# New Horizons Pictures of Ultima Thule



## Joshua Jones (Jan 2, 2019)

So, apparently, Frosty the Snowman has retired to the Kuiper Belt...

BBC News - Nasa's New Horizons: 'Snowman' shape of distant Ultima Thule revealed
'Snowman' shape of distant Ultima revealed


----------



## Alex The G and T (Jan 2, 2019)

Awesome!  They should call it "Calvin and Hobbes."


----------



## Brian G Turner (Jan 3, 2019)

It's a great pic:


----------



## Joshua Jones (Jan 3, 2019)

Alex The G and T said:


> Awesome!  They should call it "Calvin and Hobbes."

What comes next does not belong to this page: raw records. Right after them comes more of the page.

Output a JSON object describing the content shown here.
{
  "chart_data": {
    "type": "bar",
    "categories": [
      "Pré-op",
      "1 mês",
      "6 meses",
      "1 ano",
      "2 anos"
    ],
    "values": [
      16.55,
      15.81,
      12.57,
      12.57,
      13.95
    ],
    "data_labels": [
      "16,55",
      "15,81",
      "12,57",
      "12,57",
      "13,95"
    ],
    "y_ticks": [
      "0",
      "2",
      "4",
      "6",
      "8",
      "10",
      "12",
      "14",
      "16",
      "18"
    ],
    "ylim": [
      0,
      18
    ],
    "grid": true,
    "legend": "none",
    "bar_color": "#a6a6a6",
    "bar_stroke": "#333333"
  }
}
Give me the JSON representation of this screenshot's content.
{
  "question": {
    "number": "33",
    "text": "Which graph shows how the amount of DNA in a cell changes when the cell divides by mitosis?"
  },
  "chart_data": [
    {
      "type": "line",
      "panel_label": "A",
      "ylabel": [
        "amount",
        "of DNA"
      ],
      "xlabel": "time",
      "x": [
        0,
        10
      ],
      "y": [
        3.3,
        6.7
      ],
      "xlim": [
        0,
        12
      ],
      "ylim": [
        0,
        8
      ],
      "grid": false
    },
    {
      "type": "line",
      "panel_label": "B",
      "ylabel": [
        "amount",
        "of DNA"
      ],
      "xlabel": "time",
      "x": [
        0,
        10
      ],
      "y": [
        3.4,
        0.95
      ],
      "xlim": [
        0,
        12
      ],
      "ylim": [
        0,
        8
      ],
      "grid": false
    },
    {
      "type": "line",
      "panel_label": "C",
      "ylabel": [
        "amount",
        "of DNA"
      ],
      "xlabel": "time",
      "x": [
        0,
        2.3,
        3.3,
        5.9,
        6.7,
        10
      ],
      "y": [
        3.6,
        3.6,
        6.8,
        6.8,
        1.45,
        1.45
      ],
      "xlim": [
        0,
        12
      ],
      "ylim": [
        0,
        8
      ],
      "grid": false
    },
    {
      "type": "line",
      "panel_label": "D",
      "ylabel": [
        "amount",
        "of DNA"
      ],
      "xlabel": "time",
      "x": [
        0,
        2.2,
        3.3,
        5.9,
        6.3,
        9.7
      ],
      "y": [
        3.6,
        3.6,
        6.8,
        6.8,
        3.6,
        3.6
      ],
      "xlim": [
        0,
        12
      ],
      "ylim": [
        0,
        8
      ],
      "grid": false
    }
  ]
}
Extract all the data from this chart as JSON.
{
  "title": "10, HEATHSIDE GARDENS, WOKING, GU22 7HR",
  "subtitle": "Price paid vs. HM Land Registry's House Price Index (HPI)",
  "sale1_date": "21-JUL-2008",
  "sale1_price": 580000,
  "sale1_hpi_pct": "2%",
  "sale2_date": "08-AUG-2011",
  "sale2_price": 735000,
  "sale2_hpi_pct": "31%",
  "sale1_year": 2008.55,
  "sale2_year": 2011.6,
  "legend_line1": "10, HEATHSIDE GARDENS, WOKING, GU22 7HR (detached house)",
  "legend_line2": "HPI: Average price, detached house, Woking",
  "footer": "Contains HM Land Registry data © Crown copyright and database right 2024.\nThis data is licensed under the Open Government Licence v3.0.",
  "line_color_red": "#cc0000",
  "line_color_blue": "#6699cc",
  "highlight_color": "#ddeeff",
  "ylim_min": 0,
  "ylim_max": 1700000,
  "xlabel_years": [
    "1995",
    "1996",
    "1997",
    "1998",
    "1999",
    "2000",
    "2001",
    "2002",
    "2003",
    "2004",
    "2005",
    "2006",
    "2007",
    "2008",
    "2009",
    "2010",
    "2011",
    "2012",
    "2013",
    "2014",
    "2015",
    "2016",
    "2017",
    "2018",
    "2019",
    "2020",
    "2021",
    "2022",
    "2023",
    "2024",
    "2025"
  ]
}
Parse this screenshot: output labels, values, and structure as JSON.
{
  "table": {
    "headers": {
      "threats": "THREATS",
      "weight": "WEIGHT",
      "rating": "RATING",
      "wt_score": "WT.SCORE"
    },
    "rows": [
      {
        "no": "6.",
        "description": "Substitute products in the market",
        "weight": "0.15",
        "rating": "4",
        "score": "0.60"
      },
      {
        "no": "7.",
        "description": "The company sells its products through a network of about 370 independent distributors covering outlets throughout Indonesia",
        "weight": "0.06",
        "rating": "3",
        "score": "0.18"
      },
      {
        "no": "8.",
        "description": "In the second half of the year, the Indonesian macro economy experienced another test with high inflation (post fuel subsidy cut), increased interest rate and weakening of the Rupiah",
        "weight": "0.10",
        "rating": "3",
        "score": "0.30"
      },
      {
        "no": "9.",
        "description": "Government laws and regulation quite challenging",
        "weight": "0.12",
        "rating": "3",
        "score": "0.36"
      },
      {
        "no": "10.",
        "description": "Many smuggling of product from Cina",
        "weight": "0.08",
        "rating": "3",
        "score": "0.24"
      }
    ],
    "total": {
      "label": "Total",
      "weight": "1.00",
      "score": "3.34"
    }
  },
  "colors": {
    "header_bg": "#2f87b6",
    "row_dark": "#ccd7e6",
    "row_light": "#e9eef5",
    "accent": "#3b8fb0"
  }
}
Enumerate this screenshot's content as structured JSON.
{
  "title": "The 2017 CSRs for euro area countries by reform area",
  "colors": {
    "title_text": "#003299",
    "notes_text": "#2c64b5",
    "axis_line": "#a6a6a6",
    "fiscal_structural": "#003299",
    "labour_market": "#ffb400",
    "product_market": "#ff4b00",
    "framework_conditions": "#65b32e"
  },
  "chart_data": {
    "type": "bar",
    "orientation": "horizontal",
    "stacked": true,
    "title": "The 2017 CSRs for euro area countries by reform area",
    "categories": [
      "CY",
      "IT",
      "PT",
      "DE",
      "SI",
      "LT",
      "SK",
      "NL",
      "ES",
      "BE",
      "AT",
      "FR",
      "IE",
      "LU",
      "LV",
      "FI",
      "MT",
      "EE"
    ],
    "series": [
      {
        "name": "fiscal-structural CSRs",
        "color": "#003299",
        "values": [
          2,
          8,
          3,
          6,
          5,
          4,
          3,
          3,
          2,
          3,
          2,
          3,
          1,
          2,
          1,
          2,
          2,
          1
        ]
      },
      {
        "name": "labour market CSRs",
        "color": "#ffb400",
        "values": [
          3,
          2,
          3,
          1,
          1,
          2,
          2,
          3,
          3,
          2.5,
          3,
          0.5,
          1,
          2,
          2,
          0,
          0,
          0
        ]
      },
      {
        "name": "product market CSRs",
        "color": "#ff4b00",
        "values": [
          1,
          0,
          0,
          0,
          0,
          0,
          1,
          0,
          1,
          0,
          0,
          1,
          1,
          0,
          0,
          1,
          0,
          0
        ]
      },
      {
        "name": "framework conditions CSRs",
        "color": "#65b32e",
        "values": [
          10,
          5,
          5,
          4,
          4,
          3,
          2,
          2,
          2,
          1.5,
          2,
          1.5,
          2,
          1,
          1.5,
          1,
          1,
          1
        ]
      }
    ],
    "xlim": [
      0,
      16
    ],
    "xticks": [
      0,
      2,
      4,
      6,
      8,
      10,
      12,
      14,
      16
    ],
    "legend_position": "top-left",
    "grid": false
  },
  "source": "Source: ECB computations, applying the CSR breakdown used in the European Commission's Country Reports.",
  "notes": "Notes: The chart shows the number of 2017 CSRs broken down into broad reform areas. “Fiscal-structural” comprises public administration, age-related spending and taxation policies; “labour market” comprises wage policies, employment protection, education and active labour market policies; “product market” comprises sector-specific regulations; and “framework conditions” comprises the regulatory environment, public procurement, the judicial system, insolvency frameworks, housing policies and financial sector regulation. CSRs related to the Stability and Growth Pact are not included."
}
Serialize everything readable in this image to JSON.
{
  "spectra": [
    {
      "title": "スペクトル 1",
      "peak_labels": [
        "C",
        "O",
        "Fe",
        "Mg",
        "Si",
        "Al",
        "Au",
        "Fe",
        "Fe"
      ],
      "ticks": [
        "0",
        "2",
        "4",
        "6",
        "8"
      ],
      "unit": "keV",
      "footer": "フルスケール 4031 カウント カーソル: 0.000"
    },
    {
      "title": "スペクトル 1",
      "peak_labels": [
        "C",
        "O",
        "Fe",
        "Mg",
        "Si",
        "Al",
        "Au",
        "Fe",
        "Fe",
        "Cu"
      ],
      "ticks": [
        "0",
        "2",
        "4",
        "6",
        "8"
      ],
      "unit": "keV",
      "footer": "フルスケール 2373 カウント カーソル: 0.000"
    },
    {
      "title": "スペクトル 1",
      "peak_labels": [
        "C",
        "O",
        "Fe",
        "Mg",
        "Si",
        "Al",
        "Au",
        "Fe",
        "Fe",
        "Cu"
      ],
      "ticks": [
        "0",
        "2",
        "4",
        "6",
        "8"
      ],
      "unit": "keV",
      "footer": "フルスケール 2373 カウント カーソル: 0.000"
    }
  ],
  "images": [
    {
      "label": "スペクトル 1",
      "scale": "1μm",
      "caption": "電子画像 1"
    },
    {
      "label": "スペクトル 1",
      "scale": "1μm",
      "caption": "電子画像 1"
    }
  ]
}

Right! We need to get this suggestion into the hands of the scientific community before the current naming sticks...



Brian G Turner said:


> It's a great pic:


It really catches Frosty's good side, doesn't it? You can just see his smile if you look close enough...


----------



## Brian G Turner (Jan 3, 2019)

Sorry, I should have linked the colour composite - the left is the colour image, the middle is the reflectivity one, and the right-hand image is the composite:


----------



## Brian G Turner (Jan 3, 2019)

Am I the only one who sees that pic and starts humming "So you want to build a snowman?"


----------



## SilentRoamer (Jan 4, 2019)

Brian G Turner said:


> Am I the only one who sees that pic and starts humming "So you want to build a snowman?"



If you were the only one then you're not anymore.

Thanks Brian!!!


----------



## Joshua Jones (Jan 4, 2019)

Brian G Turner said:


> Am I the only one who sees that pic and starts humming "So you want to build a snowman?"


My first though on the color ones was Frosty the Snowman was embarrassed to be photographed by the interplanetary popperazzi without his hat, but now that you mention Olaf...


----------



## Serendipity (Jan 26, 2019)

A new more detailed picture of Ultima Thule was released by NASA yesterday. See Best image yet of 'space snowman'


----------



## Stephen Palmer (Jan 26, 2019)

Amazing!


----------



## Brian G Turner (Feb 10, 2019)

And now... less of a "snowman" and more like a flat "gingerbread man":

'Space snowman' appears squashed


----------



## Serendipity (Feb 10, 2019)

Knew there'd be some surprises with Ultima Thule... I'm sure the astrophysics modellers are going to have real fun with this...


----------